I have a variable fp, and if I dereference it, I get int (int, int). Same pattern then for the typedef. On the other hand, the (new) C++ way for defining an alias reflects much better the C++ way of thinking:

using fp = int (*)(int, int);

I have a variable, and it's type is a pointer (to whatever) right from the start – well, not fully consistently, though: With C++ way of thinking, function pointers might rather look like int(int, int)* or maybe requiring parentheses (int(int, int))*, but OK, that's not the way it is (wanting to stay compatible with C being reason for).

Answer 5

typedef declarations are similar to simple declarations but instead of declaring an identifier of a derclarator as an identifier of an object or a function they declare an identifier of a declarator as an alias for the specified type.

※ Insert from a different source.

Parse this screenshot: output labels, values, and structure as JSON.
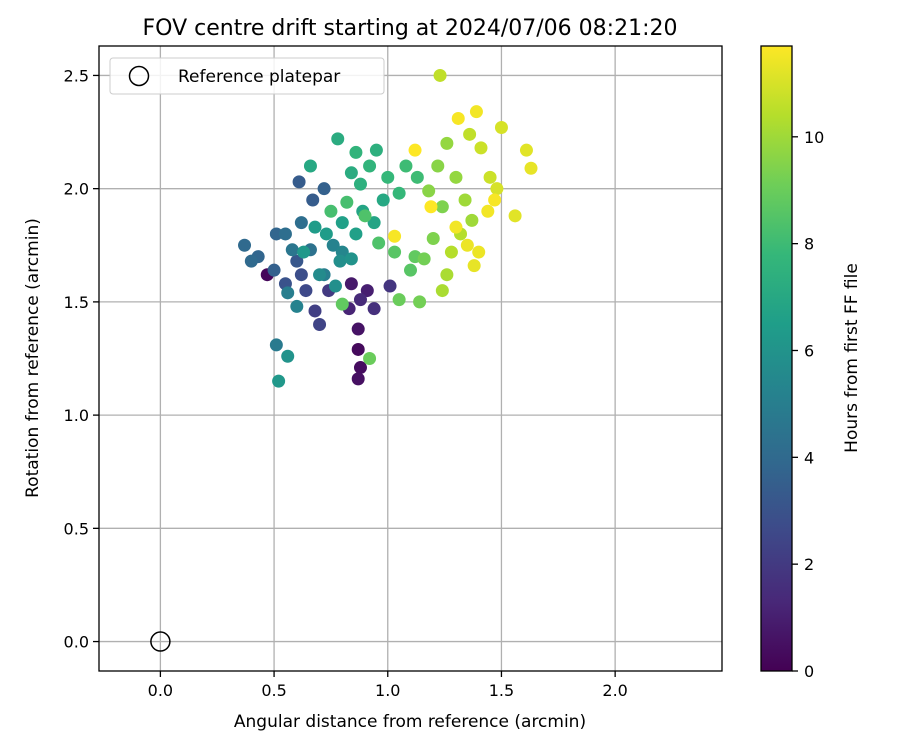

Consider the following examples of simple declarations

int x;
unsigned int a[10][20];
int unsigned ( *p )[10][20];
void ( *f )( int, int );
double h( double ); 

They declare several objects and the function h.

Now place in these declarations decl-specifier typedef (in any order relative to other decl-specifiers) and you will get that the declared identifiers become aliases of types.

typedef int x;
unsigned typedef int a[10][20];
int unsigned typedef ( *p )[10][20];
void typedef ( *f )( int, int );
typedef double h( double ); 

That is x is an alias of the type int. a is an alias for the type unsigned int [10][20]. p is an alias for the pointer type unsigned int ( * )[10][20]. f is an alias for the function pointer void ( * )( int, int ). And h in an alias for the function type double( double ).